Law Review Submission Season Is Almost Upon Us. Maybe.

Tis the spring law review submission season (almost, depending on your view)!  This is the time of year where many members of law school faculties wrap up their law review draft articles and begin submitting them to various journals for consideration for publication.  Tomorrow Tulane is having a faculty roundtable on law review publishing, at which we will exchange our ideas on when to submit, how to submit (mail, e-mail, Expresso or otherwise, rounds or otherwise), etc.  In that vein, I am soliciting opinions, thoughts, and anecdotes here, regarding the submissions process.  (If you are a law school faculty member reading this, please consider forwarding this link to your law review editors to see if they have any comments they would be willing to share here regarding how, why, or when they select articles.)

Some topics for discussion here on the blog (or e-mail to me your thoughts if you would prefer not to share them here) (***Note scholars are posting their responses in the “comments” below.):

1.  When do you submit your winter/spring draft to law reviews for publication consideration?  February?  First week of March?  Last week of March?  Never in March?

2.  Do you submit in “rounds,” whereby you submit to certain publications first to gauge their interest, and then submit to different journals beyond that?  If so, how do you determine which journals should be part of your first “round” of submissions?

3.  Do you pull a piece if you do not get a law review placement that you want?  Or do you believe that, if you submit it, you had better be willing to take a placement that you get?

4.  Do you submit your drafts in the traditional manner using the mail, do you e-mail your articles to law reviews, do you use Expresso, or do you use some other service?

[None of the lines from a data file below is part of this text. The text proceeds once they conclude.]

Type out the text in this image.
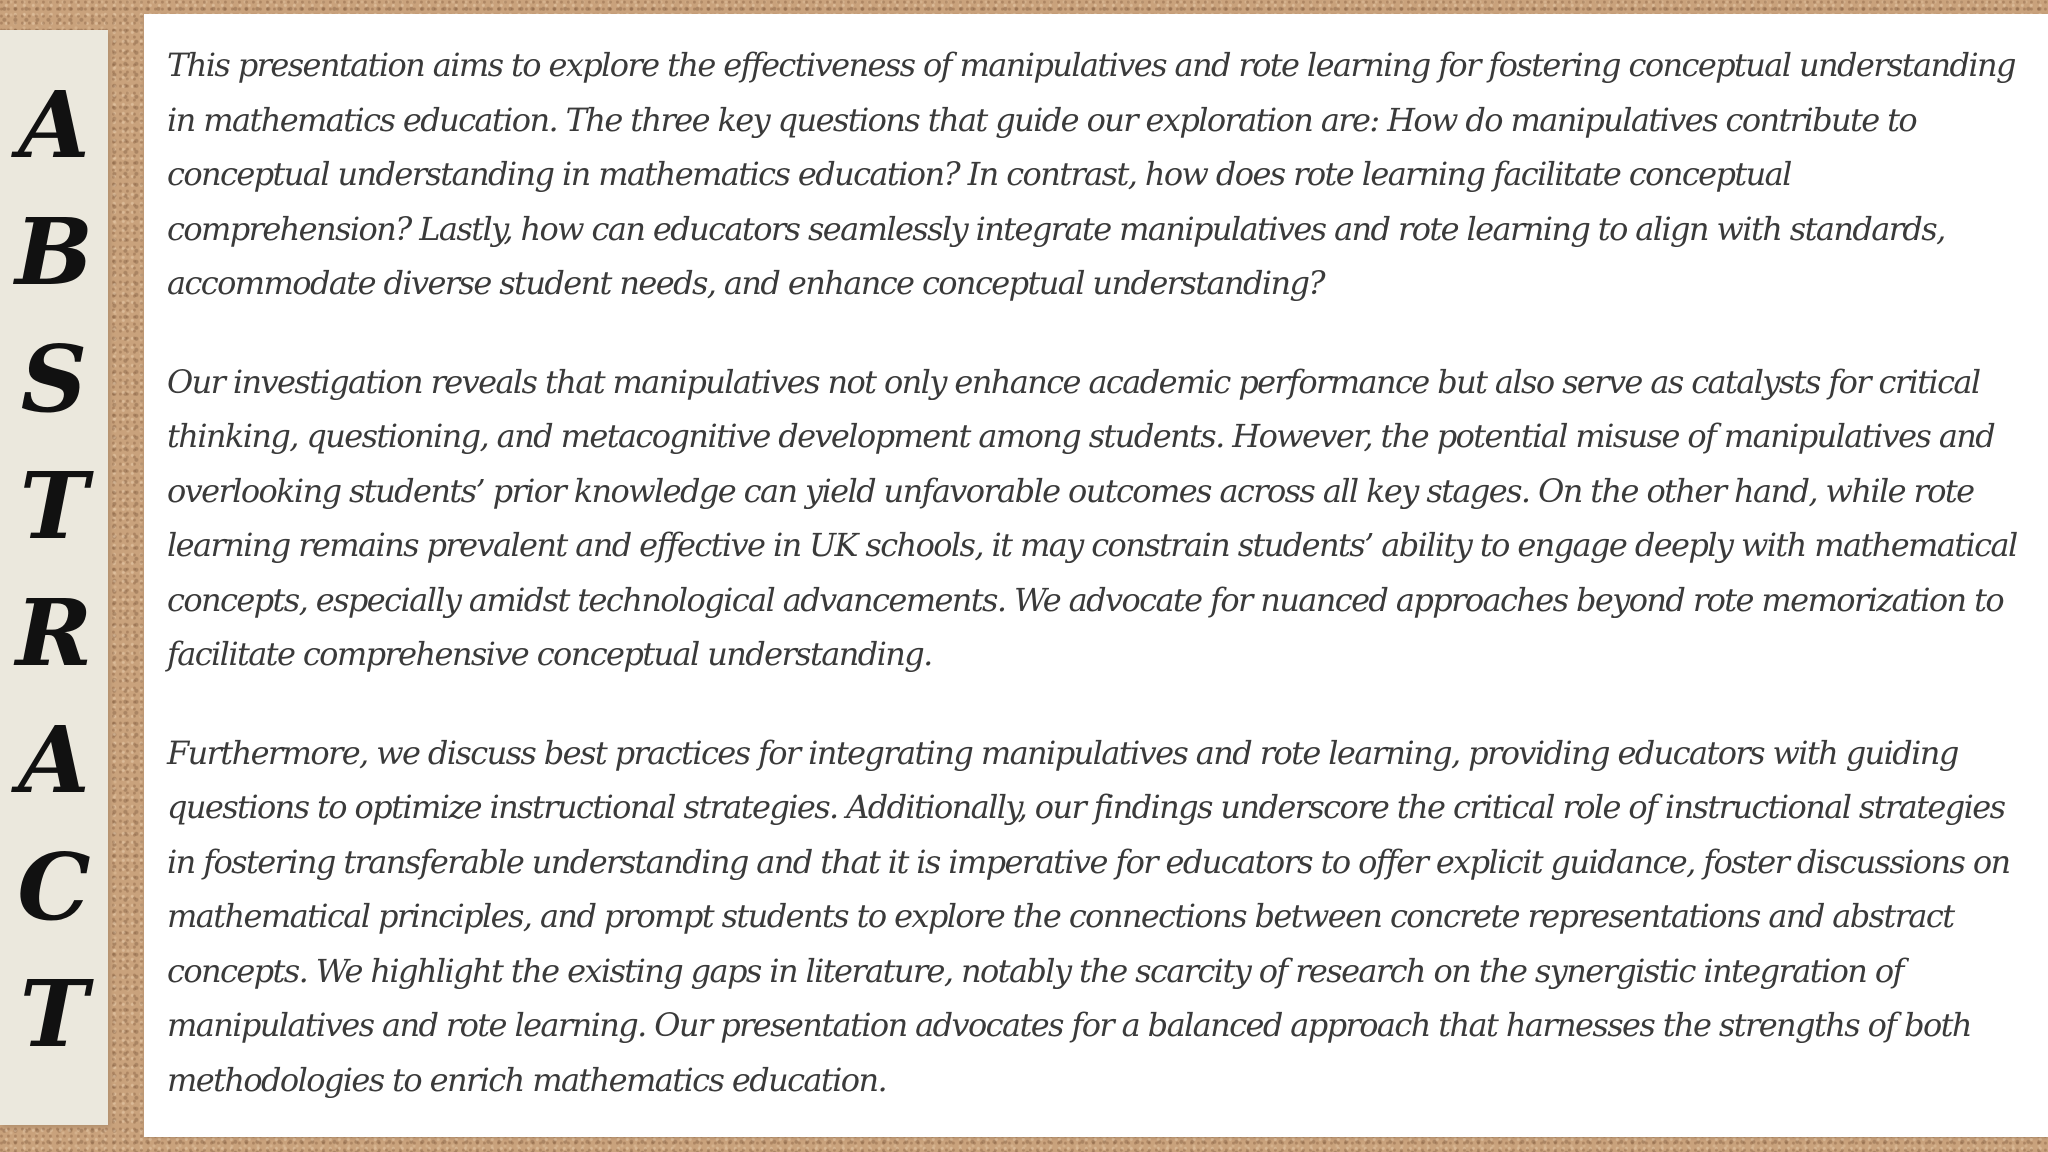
A
B
S
T
R
A
C
T

This presentation aims to explore the effectiveness of manipulatives and rote learning for fostering conceptual understanding in mathematics education. The three key questions that guide our exploration are: How do manipulatives contribute to conceptual understanding in mathematics education? In contrast, how does rote learning facilitate conceptual comprehension? Lastly, how can educators seamlessly integrate manipulatives and rote learning to align with standards, accommodate diverse student needs, and enhance conceptual understanding?

Our investigation reveals that manipulatives not only enhance academic performance but also serve as catalysts for critical thinking, questioning, and metacognitive development among students. However, the potential misuse of manipulatives and overlooking students’ prior knowledge can yield unfavorable outcomes across all key stages. On the other hand, while rote learning remains prevalent and effective in UK schools, it may constrain students’ ability to engage deeply with mathematical concepts, especially amidst technological advancements. We advocate for nuanced approaches beyond rote memorization to facilitate comprehensive conceptual understanding.

Furthermore, we discuss best practices for integrating manipulatives and rote learning, providing educators with guiding questions to optimize instructional strategies. Additionally, our findings underscore the critical role of instructional strategies in fostering transferable understanding and that it is imperative for educators to offer explicit guidance, foster discussions on mathematical principles, and prompt students to explore the connections between concrete representations and abstract concepts. We highlight the existing gaps in literature, notably the scarcity of research on the synergistic integration of manipulatives and rote learning. Our presentation advocates for a balanced approach that harnesses the strengths of both methodologies to enrich mathematics education.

5.  Do you judge your colleagues or your peers based on the placement of their law review articles?

6.  Has your “best” article (in your own professional view) received the “best” placement of all your law review placements?  To that end, how do you explain how you scored your “best” placement?

7.  What is the most important tip you would give a junior colleague on your faculty on the law review submission and placement process?